Ok, I am able to verify the bottom not being closed with any of the sides using blender. Orange highlighted are open connections:
See? So if all polygons have to be triangles, those edges coming down the sides must be connected to some vertex on the bottom side (like the typical cylinder-primitive).
I gave duplicating the top mesh a try. Unsurprisingly it does double the size of the STL file. Even though the implementation is rather straight forward and easy to maintain I don't like the solution. A laptop with 8GB ram quickly comes into out of memory issues when post processing files of a few hundreds of MB in blender.
Which is why I'm looking for a more efficient way to construct the bottom side with less triangles. Did a quick sketch and think I found something. It also seems to work with rectangles :slightly_smiling_face:
However, still need to find a performant implementation.

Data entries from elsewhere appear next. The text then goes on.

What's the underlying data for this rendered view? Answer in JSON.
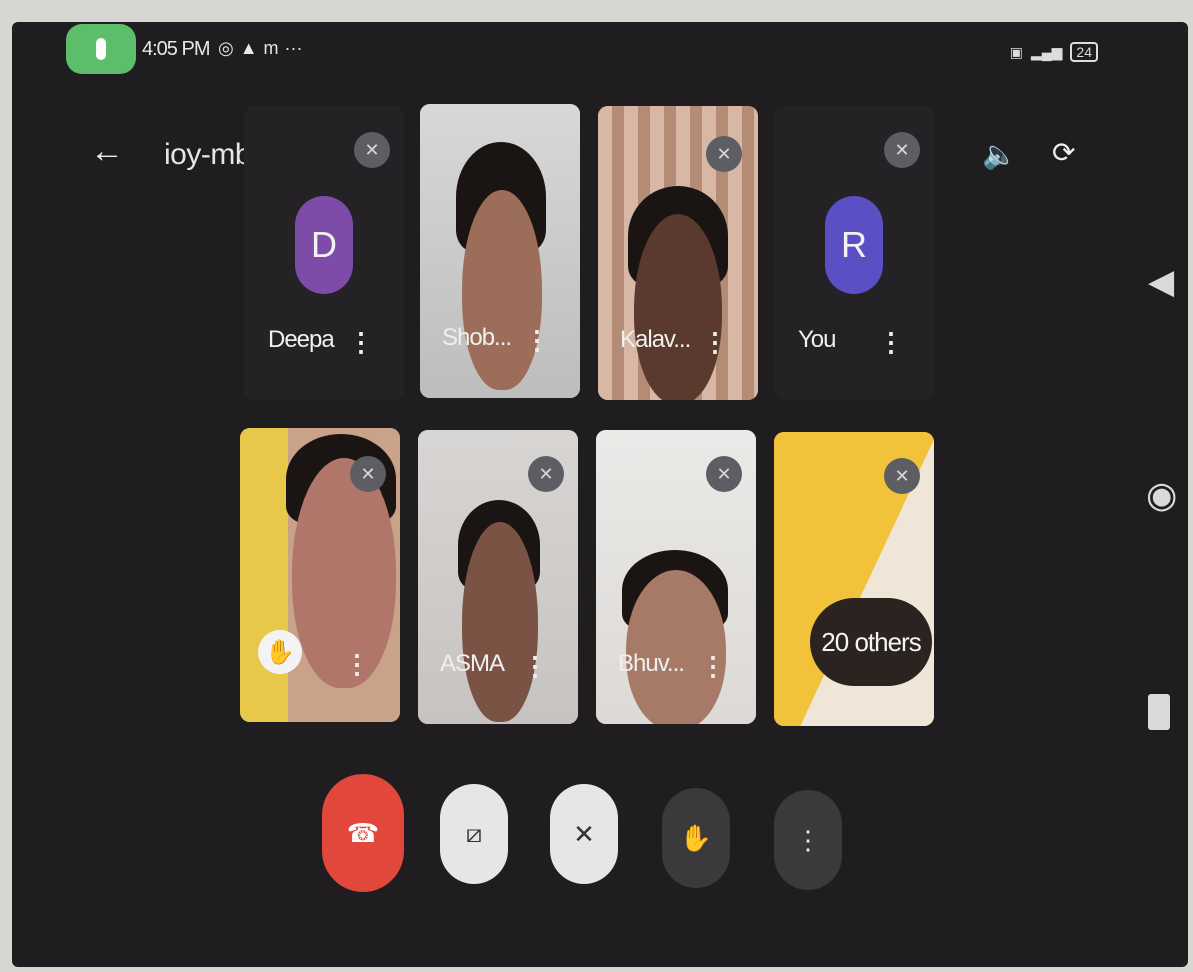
{
  "status": {
    "time": "4:05 PM",
    "icons": [
      "whatsapp-icon",
      "drive-icon",
      "m-icon",
      "more-dots"
    ],
    "battery": "24"
  },
  "header": {
    "back_label": "←",
    "meeting_code": "ioy-mbzy-djz",
    "chevron": "▸"
  },
  "tiles": [
    {
      "name": "Deepa",
      "initial": "D",
      "type": "avatar",
      "muted": true
    },
    {
      "name": "Shob...",
      "type": "video",
      "muted": false
    },
    {
      "name": "Kalav...",
      "type": "video",
      "muted": true
    },
    {
      "name": "You",
      "initial": "R",
      "type": "avatar",
      "muted": true
    },
    {
      "name": "",
      "type": "video",
      "muted": true,
      "hand_raised": true
    },
    {
      "name": "ASMA",
      "type": "video",
      "muted": true
    },
    {
      "name": "Bhuv...",
      "type": "video",
      "muted": true
    },
    {
      "name": "20 others",
      "type": "others",
      "muted": true
    }
  ],
  "controls": [
    "end-call",
    "camera-off",
    "mic-off",
    "raise-hand",
    "more-options"
  ],
  "glyphs": {
    "menu": "⋮",
    "mute": "🎙̸",
    "hand": "✋",
    "end": "☎",
    "cam": "▭",
    "speaker": "🔊",
    "flip": "⟳"
  },
  "colors": {
    "end_call": "#e1473a",
    "avatar_deepa": "#7d4ba8",
    "avatar_you": "#5b4fc5"
  }
}
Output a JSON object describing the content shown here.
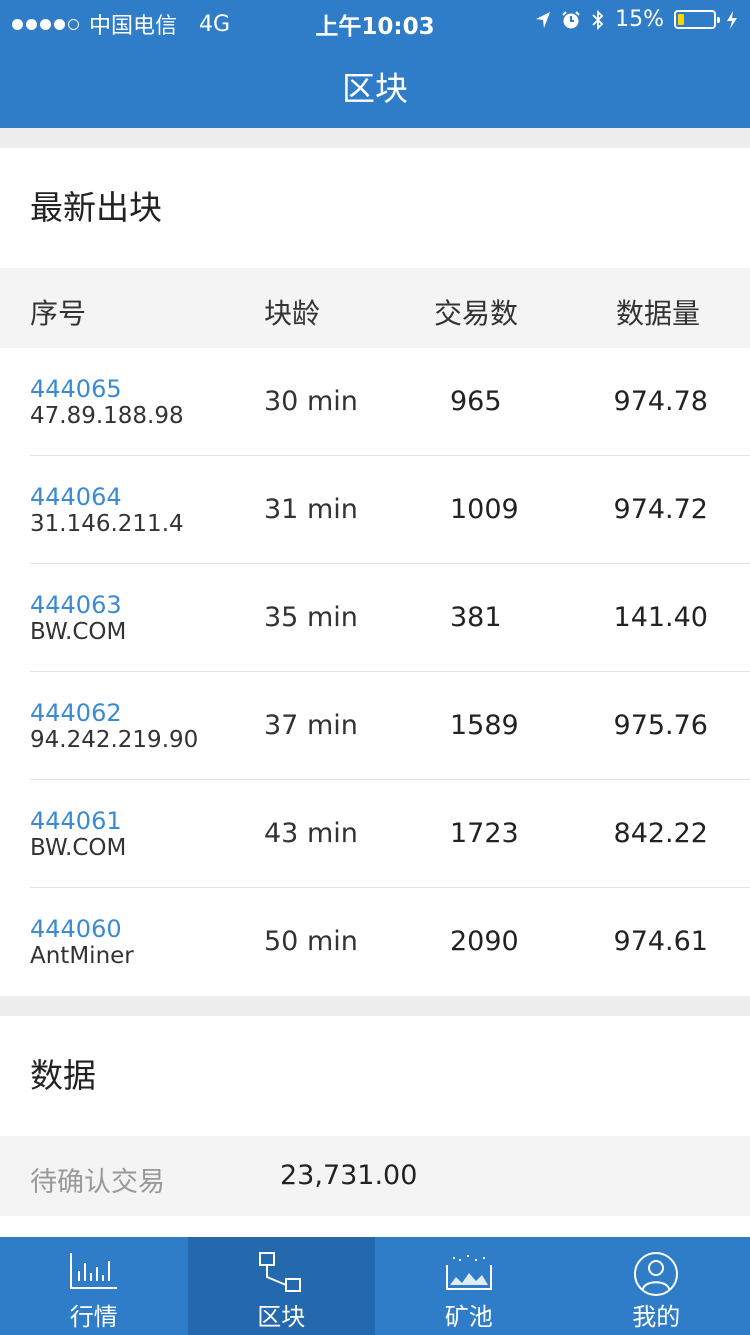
{
  "status_bar": {
    "carrier": "中国电信",
    "network": "4G",
    "time": "上午10:03",
    "battery": "15%",
    "battery_level": 0.15
  },
  "nav": {
    "title": "区块"
  },
  "latest_blocks": {
    "title": "最新出块",
    "columns": [
      "序号",
      "块龄",
      "交易数",
      "数据量"
    ],
    "rows": [
      {
        "height": "444065",
        "miner": "47.89.188.98",
        "age": "30 min",
        "tx": "965",
        "size": "974.78"
      },
      {
        "height": "444064",
        "miner": "31.146.211.4",
        "age": "31 min",
        "tx": "1009",
        "size": "974.72"
      },
      {
        "height": "444063",
        "miner": "BW.COM",
        "age": "35 min",
        "tx": "381",
        "size": "141.40"
      },
      {
        "height": "444062",
        "miner": "94.242.219.90",
        "age": "37 min",
        "tx": "1589",
        "size": "975.76"
      },
      {
        "height": "444061",
        "miner": "BW.COM",
        "age": "43 min",
        "tx": "1723",
        "size": "842.22"
      },
      {
        "height": "444060",
        "miner": "AntMiner",
        "age": "50 min",
        "tx": "2090",
        "size": "974.61"
      }
    ]
  },
  "data_section": {
    "title": "数据",
    "items": [
      {
        "label": "待确认交易",
        "value": "23,731.00"
      }
    ]
  },
  "tabs": [
    {
      "label": "行情",
      "icon": "chart-icon",
      "active": false
    },
    {
      "label": "区块",
      "icon": "block-icon",
      "active": true
    },
    {
      "label": "矿池",
      "icon": "pool-icon",
      "active": false
    },
    {
      "label": "我的",
      "icon": "user-icon",
      "active": false
    }
  ],
  "colors": {
    "primary": "#2f7dc8",
    "active_tab": "#2468ad",
    "link": "#3a8bd4"
  }
}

Just putting this here for future reference:
Plot of the bottom triangles:
Created using branch: https://github.com/fgebhart/mapa/tree/plot_bottom_triangulation
The issue should be fixed by https://github.com/fgebhart/mapa/pull/53 and https://github.com/fgebhart/mapa/pull/55.

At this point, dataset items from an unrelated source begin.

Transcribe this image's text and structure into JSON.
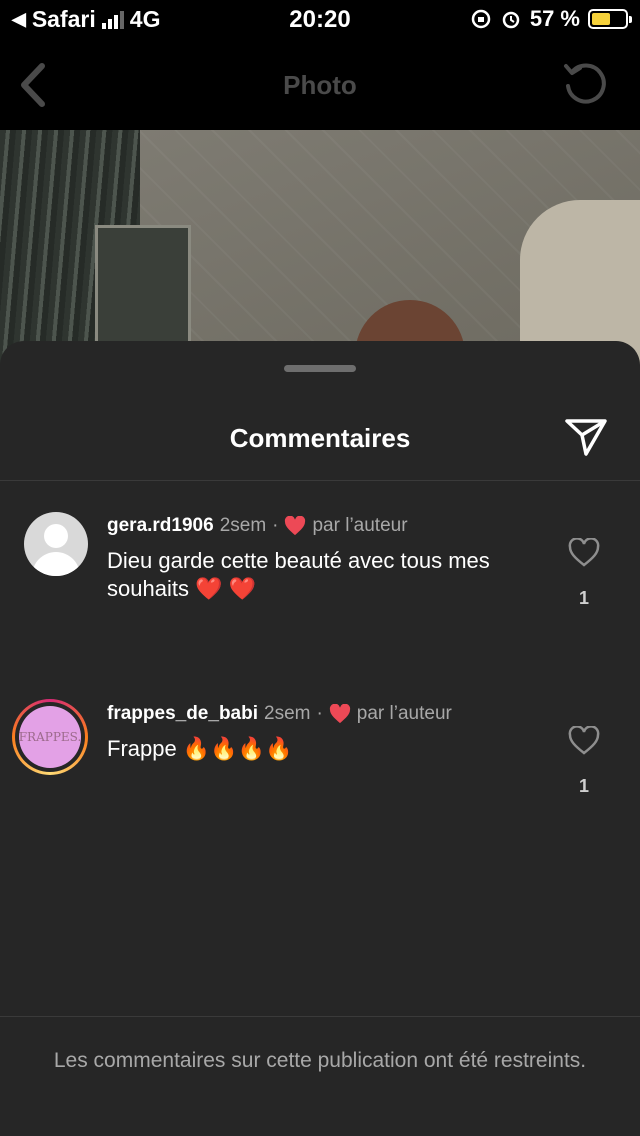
{
  "status_bar": {
    "back_app": "Safari",
    "network": "4G",
    "time": "20:20",
    "battery": "57 %",
    "battery_level": 0.57
  },
  "nav": {
    "title": "Photo",
    "back_icon": "chevron-left-icon",
    "reload_icon": "refresh-icon"
  },
  "sheet": {
    "title": "Commentaires",
    "send_icon": "paper-plane-icon"
  },
  "comments": [
    {
      "username": "gera.rd1906",
      "time": "2sem",
      "separator": "·",
      "liked_label": "par l’auteur",
      "text": "Dieu garde cette beauté avec tous mes souhaits ❤️ ❤️",
      "likes": "1"
    },
    {
      "username": "frappes_de_babi",
      "avatar_text": "FRAPPES.",
      "time": "2sem",
      "separator": "·",
      "liked_label": "par l’auteur",
      "text": "Frappe 🔥🔥🔥🔥",
      "likes": "1"
    }
  ],
  "footer": {
    "restricted_text": "Les commentaires sur cette publication ont été restreints."
  },
  "colors": {
    "sheet_bg": "#262626",
    "heart_red": "#ed4956",
    "battery_yellow": "#f5d13b"
  }
}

However, a new mapa version is not yet released and not integration into the streamlit app. Should be done soon, though.
Have released mapa v0.8.0 and rolled the changes out in mapa-streamlit v0.6.0.
-> check it out as usual here 🎈
Let me know if there are still issues with unclosed connections between triangles.
Perfect! Flawless, great job!
The generated model's bottom surface has two flaws:
Maybe these two issues are related?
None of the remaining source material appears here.